[libvirt] [PATCH 05/15] Forward Mode Hostdev network driver Implementation
Laine Stump
laine at laine.org
Tue Aug 14 06:08:27 UTC 2012
On 08/10/2012 12:24 PM, Shradha Shah wrote:
> This patch updates the network driver to properly utilize the new
> attributes/elements that are now in virNetworkDef
Some minor nits, nothing major, but still needs one more iteration.
I'll try to look at the hostdev-hybrid patches in the morning...
>
> Signed-off-by: Shradha Shah <sshah at solarflare.com>
> ---
> docs/formatnetwork.html.in | 62 +++++++++++
> src/network/bridge_driver.c | 237 ++++++++++++++++++++++++++++++++++--------
> 2 files changed, 254 insertions(+), 45 deletions(-)
>
> diff --git a/docs/formatnetwork.html.in b/docs/formatnetwork.html.in
> index 7e8e991..96b9eb2 100644
> --- a/docs/formatnetwork.html.in
> +++ b/docs/formatnetwork.html.in
> @@ -210,6 +210,37 @@
> (usually either a domain start, or a hotplug interface
> attach to a domain).<span class="since">Since 0.9.4</span>
> </dd>
> + <dt><code>hostdev</code></dt>
> + <dd>
> + This network facilitates PCI Passthrough of a network device.

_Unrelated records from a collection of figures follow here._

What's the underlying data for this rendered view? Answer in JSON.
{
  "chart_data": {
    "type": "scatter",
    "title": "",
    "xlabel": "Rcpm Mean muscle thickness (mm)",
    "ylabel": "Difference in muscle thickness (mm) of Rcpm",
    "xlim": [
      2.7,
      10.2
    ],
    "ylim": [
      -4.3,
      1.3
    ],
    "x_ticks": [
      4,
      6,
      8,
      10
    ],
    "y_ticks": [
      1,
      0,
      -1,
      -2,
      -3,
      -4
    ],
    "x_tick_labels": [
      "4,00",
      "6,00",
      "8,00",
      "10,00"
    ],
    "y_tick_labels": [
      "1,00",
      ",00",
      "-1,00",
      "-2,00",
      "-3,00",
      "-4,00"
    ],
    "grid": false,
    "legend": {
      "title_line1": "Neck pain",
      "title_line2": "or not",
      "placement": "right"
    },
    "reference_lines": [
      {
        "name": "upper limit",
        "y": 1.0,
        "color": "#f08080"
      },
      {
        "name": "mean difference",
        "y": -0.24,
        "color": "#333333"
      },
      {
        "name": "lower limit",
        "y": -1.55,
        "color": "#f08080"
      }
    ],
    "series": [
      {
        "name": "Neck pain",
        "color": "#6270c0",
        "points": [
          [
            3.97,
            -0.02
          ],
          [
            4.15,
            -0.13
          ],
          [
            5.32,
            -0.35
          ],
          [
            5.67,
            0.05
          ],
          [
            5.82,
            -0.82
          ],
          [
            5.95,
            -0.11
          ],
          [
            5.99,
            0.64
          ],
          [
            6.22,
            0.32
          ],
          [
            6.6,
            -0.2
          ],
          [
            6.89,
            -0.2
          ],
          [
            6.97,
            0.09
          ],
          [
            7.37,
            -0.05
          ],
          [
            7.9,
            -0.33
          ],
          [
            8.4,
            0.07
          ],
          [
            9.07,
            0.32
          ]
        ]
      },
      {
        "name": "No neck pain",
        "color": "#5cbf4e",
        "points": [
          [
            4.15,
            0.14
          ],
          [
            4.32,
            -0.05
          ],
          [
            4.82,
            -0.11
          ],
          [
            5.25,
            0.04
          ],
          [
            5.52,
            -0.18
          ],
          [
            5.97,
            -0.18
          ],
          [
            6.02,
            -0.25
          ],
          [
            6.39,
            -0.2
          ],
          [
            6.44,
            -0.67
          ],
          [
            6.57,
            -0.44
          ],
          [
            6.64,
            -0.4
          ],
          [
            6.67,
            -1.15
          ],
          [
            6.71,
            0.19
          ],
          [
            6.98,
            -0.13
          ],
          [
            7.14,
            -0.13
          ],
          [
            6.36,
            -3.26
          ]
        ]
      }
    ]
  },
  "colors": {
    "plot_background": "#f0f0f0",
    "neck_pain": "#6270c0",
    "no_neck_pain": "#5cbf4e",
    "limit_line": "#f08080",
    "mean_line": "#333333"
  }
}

> + A network device is chosen from the interface pool and
> + directly assigned to the guest using generic device
> + passthrough, after first optionally setting the device's MAC
> + address to the configured value, and associating the device with
You should probably say "optionally associating" here too, to make sure
nobody misunderstands and thinks the 802.1Qbh part is mandatory.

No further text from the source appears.